Which makes the story all the more remarkable, because Joseph Lucas himself built his business on exactly the opposite reputation: rock-solid reliability and genuine innovation. //

In the 1920s, Lucas signed cross-licensing deals with Bosch, Delco, and other major electrical suppliers that carved up the world between them. Lucas agreed not to sell in their territories; they agreed not to sell in Britain. By the 1930s, Lucas had achieved something close to a complete monopoly on automotive electrics in Britain.
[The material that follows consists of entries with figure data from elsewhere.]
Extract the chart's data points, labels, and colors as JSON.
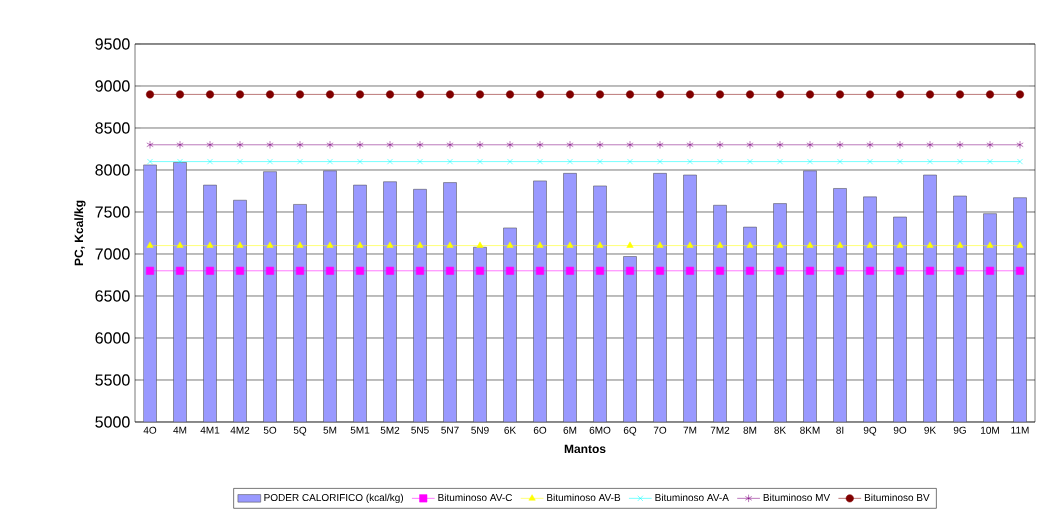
{
  "chart_data": {
    "type": "bar",
    "xlabel": "Mantos",
    "ylabel": "PC, Kcal/kg",
    "categories": [
      "4O",
      "4M",
      "4M1",
      "4M2",
      "5O",
      "5Q",
      "5M",
      "5M1",
      "5M2",
      "5N5",
      "5N7",
      "5N9",
      "6K",
      "6O",
      "6M",
      "6MO",
      "6Q",
      "7O",
      "7M",
      "7M2",
      "8M",
      "8K",
      "8KM",
      "8I",
      "9Q",
      "9O",
      "9K",
      "9G",
      "10M",
      "11M"
    ],
    "series": [
      {
        "name": "PODER CALORIFICO (kcal/kg)",
        "color": "#9999ff",
        "values": [
          8060,
          8090,
          7820,
          7640,
          7980,
          7590,
          7990,
          7820,
          7860,
          7770,
          7850,
          7080,
          7310,
          7870,
          7960,
          7810,
          6970,
          7960,
          7940,
          7580,
          7320,
          7600,
          7990,
          7780,
          7680,
          7440,
          7940,
          7690,
          7480,
          7670
        ]
      },
      {
        "name": "Bituminoso AV-C",
        "type": "line",
        "color": "#ff00ff",
        "marker": "square",
        "values": [
          6800,
          6800,
          6800,
          6800,
          6800,
          6800,
          6800,
          6800,
          6800,
          6800,
          6800,
          6800,
          6800,
          6800,
          6800,
          6800,
          6800,
          6800,
          6800,
          6800,
          6800,
          6800,
          6800,
          6800,
          6800,
          6800,
          6800,
          6800,
          6800,
          6800
        ]
      },
      {
        "name": "Bituminoso AV-B",
        "type": "line",
        "color": "#ffff00",
        "marker": "triangle",
        "values": [
          7100,
          7100,
          7100,
          7100,
          7100,
          7100,
          7100,
          7100,
          7100,
          7100,
          7100,
          7100,
          7100,
          7100,
          7100,
          7100,
          7100,
          7100,
          7100,
          7100,
          7100,
          7100,
          7100,
          7100,
          7100,
          7100,
          7100,
          7100,
          7100,
          7100
        ]
      },
      {
        "name": "Bituminoso AV-A",
        "type": "line",
        "color": "#00ffff",
        "marker": "cross",
        "values": [
          8100,
          8100,
          8100,
          8100,
          8100,
          8100,
          8100,
          8100,
          8100,
          8100,
          8100,
          8100,
          8100,
          8100,
          8100,
          8100,
          8100,
          8100,
          8100,
          8100,
          8100,
          8100,
          8100,
          8100,
          8100,
          8100,
          8100,
          8100,
          8100,
          8100
        ]
      },
      {
        "name": "Bituminoso MV",
        "type": "line",
        "color": "#800080",
        "marker": "cross",
        "values": [
          8300,
          8300,
          8300,
          8300,
          8300,
          8300,
          8300,
          8300,
          8300,
          8300,
          8300,
          8300,
          8300,
          8300,
          8300,
          8300,
          8300,
          8300,
          8300,
          8300,
          8300,
          8300,
          8300,
          8300,
          8300,
          8300,
          8300,
          8300,
          8300,
          8300
        ]
      },
      {
        "name": "Bituminoso BV",
        "type": "line",
        "color": "#800000",
        "marker": "circle",
        "values": [
          8900,
          8900,
          8900,
          8900,
          8900,
          8900,
          8900,
          8900,
          8900,
          8900,
          8900,
          8900,
          8900,
          8900,
          8900,
          8900,
          8900,
          8900,
          8900,
          8900,
          8900,
          8900,
          8900,
          8900,
          8900,
          8900,
          8900,
          8900,
          8900,
          8900
        ]
      }
    ],
    "ylim": [
      5000,
      9500
    ],
    "yticks": [
      5000,
      5500,
      6000,
      6500,
      7000,
      7500,
      8000,
      8500,
      9000,
      9500
    ],
    "grid": "y",
    "legend": "bottom"
  }
}
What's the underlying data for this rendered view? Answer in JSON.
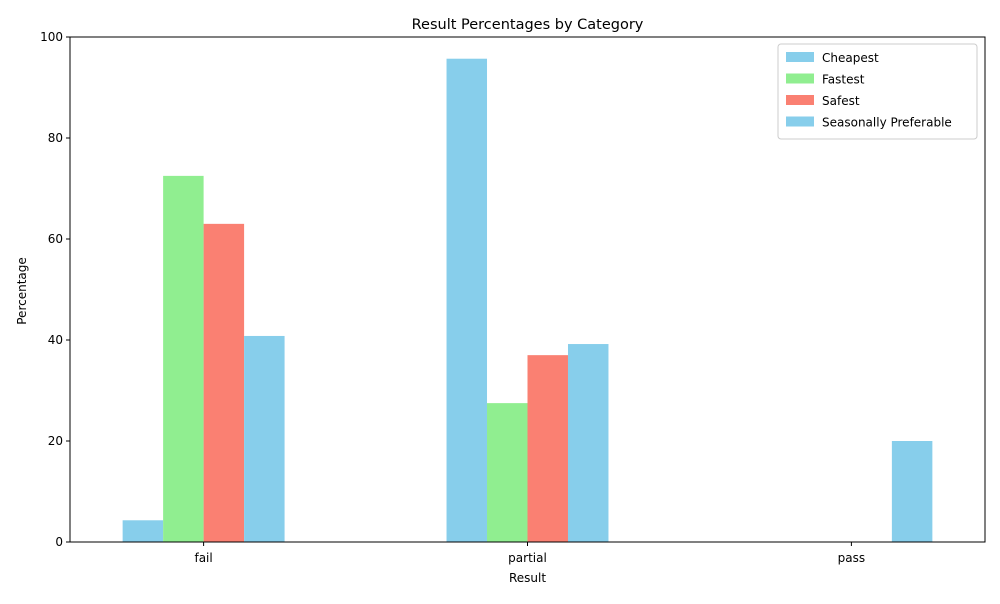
{
  "chart_data": {
    "type": "bar",
    "title": "Result Percentages by Category",
    "xlabel": "Result",
    "ylabel": "Percentage",
    "categories": [
      "fail",
      "partial",
      "pass"
    ],
    "ylim": [
      0,
      100
    ],
    "yticks": [
      0,
      20,
      40,
      60,
      80,
      100
    ],
    "grid": false,
    "legend_position": "top-right",
    "series": [
      {
        "name": "Cheapest",
        "color": "#87CEEB",
        "values": [
          4.3,
          95.7,
          0
        ]
      },
      {
        "name": "Fastest",
        "color": "#90EE90",
        "values": [
          72.5,
          27.5,
          0
        ]
      },
      {
        "name": "Safest",
        "color": "#FA8072",
        "values": [
          63.0,
          37.0,
          0
        ]
      },
      {
        "name": "Seasonally Preferable",
        "color": "#87CEEB",
        "values": [
          40.8,
          39.2,
          20.0
        ]
      }
    ]
  }
}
If you were building cars in Britain, you bought your headlamps, starter motors, alternators, and wiring from Lucas. Austin, Morris, Jaguar, Rover, Triumph, MG - they were all captive customers. There was literally nowhere else to go. This should have been a recipe for excellence, with guaranteed demand allowing investment in the best possible products. Instead, it became a lesson in how monopolies breed complacency. //

The folklore that grew up around Lucas failures became part of British motoring culture. "The Lucas motto: Get home before dark." "Why do the British drink warm beer? Because Lucas makes their refrigerators." "Alexander Graham Bell invented the telephone, Thomas Edison invented the light bulb, Joseph Lucas invented the short circuit." The jokes were funny precisely because they reflected real experiences shared by thousands of frustrated drivers.